Relógio do D´Orsay, que insiste em discordar do meu "biológico" |
Vida, esta
arte do timing. Quem controla o próprio tempo tem a vida nas mãos. Mas existe
gente realmente capaz disso? Me pergunto pois ando um tanto assombrada com a constatação de que o tempo pode ser bem mais do que essa banal referência cronológica medida por
ponteiros embalados em tique-taques.
Já lhe disseram que “para as almas o tempo
é só um detalhe”? Pois é...a mim sim... E eu que já acreditava nisso como verdade, me
vejo cada vez mais operante na medida cronológica do amor, se é que isso existe. Se não existe, acabou de ser inventada. A absurda
dificuldade de me adaptar ao fuso horário europeu foi substituída pela
aceitação de que estou conectada não às horas impostas pelo vil relógio nem ao horário solar, e sim
sintonizada ao amor. E por amor leia-se tudo o que faz o coração bater, a mente se elevar: amigos, família, animais de estimação, e sim, o amor romântico.
Ok portanto só ter sono às cinco da manhã quando se está em Paris: seu mais profundo subconsciente tem certeza de que acabaram de soar as doze badaladas
da meia-noite. Ok também acordar à uma da tarde, o corpo diz alegre e sem nenhuma
vergonha “Bongiorno principessa, são oito da manhã!”. E sigo assim despudoradamente vivendo em outro tempo, no
fuso horário de onde estão meus amores. Minhas
origens, meus prazeres, minhas dores, minhas doces lembranças de um passado
recente, minhas esperanças de um futuro (em berço) esplêndido. Ignoro por completo as
horas propostas pelo nascer e pôr do sol, uma quimera, uma bobagem.
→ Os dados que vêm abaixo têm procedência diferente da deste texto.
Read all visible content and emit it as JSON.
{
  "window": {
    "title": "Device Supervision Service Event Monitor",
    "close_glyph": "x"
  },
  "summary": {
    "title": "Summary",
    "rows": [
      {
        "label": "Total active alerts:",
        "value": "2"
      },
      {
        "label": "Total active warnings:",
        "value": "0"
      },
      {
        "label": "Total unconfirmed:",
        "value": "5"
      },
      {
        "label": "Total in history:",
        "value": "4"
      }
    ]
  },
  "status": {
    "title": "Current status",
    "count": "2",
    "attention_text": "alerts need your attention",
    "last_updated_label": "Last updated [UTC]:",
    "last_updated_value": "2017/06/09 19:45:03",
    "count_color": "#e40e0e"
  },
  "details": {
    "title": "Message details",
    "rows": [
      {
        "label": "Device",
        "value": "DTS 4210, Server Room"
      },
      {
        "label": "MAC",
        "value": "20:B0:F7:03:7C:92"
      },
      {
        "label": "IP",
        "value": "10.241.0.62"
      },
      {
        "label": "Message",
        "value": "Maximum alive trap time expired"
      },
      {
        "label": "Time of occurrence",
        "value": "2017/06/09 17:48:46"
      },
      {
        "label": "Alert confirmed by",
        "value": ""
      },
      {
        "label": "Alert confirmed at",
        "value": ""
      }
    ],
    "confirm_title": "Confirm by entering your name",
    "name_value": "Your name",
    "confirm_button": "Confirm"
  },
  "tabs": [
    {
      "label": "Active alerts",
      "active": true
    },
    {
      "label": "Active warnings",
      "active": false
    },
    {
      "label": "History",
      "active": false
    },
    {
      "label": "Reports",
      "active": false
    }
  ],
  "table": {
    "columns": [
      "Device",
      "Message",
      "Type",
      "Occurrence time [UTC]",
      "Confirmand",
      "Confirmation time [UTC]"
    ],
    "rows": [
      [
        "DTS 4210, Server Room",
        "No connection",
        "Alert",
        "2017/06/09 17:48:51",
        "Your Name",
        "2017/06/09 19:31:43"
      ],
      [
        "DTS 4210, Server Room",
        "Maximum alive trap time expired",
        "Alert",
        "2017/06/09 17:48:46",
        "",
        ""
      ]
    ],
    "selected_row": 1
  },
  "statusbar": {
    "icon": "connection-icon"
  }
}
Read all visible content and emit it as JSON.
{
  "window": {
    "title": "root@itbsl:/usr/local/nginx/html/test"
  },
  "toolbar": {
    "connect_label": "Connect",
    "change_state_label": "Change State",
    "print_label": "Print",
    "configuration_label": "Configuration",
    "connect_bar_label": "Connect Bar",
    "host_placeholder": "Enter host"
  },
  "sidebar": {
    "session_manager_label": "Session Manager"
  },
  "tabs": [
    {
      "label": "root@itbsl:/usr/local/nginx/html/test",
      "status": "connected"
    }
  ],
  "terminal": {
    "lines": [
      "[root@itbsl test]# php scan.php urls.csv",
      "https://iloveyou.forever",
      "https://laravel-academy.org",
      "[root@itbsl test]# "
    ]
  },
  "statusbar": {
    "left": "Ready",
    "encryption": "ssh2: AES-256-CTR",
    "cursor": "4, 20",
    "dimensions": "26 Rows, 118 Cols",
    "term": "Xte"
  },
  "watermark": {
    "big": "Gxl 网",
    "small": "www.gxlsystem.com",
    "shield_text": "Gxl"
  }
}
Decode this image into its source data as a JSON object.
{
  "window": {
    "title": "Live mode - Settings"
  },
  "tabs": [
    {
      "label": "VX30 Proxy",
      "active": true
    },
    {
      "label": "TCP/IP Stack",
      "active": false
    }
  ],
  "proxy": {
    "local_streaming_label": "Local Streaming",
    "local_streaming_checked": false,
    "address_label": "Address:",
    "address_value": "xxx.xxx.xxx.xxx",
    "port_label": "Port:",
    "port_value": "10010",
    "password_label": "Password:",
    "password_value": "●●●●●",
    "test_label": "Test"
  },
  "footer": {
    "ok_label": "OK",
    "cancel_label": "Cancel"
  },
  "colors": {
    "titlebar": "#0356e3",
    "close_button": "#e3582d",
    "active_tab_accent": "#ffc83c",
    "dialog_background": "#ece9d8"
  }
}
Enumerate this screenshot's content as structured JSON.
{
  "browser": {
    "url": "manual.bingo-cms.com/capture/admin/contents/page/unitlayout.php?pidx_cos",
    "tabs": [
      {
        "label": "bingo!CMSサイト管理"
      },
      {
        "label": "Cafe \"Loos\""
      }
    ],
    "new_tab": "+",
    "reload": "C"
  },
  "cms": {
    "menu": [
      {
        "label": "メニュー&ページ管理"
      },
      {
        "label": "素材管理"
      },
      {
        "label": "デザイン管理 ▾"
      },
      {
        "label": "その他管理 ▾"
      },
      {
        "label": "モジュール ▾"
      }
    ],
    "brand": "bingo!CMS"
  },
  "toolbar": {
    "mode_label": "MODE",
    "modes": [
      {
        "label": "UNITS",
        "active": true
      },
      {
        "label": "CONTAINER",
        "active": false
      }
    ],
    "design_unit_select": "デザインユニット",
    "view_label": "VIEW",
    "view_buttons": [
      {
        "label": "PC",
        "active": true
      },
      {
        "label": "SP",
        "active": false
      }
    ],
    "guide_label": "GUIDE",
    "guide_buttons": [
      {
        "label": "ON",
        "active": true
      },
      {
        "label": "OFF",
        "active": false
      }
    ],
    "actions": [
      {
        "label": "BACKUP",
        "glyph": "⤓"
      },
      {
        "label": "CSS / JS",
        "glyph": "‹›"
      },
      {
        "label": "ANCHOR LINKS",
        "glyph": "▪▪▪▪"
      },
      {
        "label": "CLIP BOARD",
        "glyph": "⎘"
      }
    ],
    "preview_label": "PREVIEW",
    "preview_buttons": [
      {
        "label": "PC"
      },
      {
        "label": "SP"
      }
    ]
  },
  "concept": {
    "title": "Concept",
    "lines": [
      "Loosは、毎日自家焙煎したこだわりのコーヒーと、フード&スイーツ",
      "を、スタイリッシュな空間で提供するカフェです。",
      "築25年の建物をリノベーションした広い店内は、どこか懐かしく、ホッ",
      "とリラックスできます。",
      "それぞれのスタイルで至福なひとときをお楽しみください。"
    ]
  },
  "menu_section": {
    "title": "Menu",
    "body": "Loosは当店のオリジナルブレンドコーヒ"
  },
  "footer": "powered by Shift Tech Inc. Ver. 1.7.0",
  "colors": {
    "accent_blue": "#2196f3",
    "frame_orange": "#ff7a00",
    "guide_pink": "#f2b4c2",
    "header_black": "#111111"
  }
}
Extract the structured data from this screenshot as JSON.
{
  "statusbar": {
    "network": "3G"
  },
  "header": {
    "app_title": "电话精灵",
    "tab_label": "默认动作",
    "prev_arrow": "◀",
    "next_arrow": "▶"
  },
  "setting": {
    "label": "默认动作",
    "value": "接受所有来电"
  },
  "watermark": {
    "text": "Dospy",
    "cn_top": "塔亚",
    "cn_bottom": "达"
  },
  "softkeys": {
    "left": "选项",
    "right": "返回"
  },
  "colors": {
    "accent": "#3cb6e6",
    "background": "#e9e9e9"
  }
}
Meu sol
está cinco horas atrás, em outro meridiano. Ao tomar o metrô sempre escolho sem
querer um banco de costas para onde o trem está indo. E viajo assim ao
contrário, satisfazendo mesmo que num estúpido faz de conta a mensagem do inconsciente de voltar alguns meridianos
atrás para alcançar de novo o lar.
E com tanta saudade, esta vontade de se estar em algum outro lugar (que bela palavra, obrigada, Portugal), impossível não lembrar-se do ufanismo poético de “Minha terra tem palmeiras onde canta o sabiá. ...” A grande verdade, meu caro, é que não são as palmeiras o cerne da questão. Pelo
menos não a mim. O Brasil, este país geograficamente abençoado, de fato inspira suspiros (e inveja) ao exibir sem decoro esses milhares de quilômetros de costa
litorânea ensolarada. Quem consegue não lembrar de palmeiras com tal visão? Mas o que não
se vê nos mapas nem em satélites é o que mais assombra. Como as pessoas brilham. Brasileiros, estes seres portadoras todos de uma luz que não se vê em nenhum outro povo
que caminhe sobre a terra.
Minha canção do exílio, portanto, feita de estrofes
ritmadas em um fuso horário perdido no tempo e no espaço e cadenciadas em horas mal dormidas, seria mais ou menos assim... Minha terra tem
corações que sorriem. Os sorrisos que aqui se abrem não são belos e sinceros
como os de lá. E, se de algo serve tudo isso, é para concluir que sábios são os sabiás que sabem gorjear.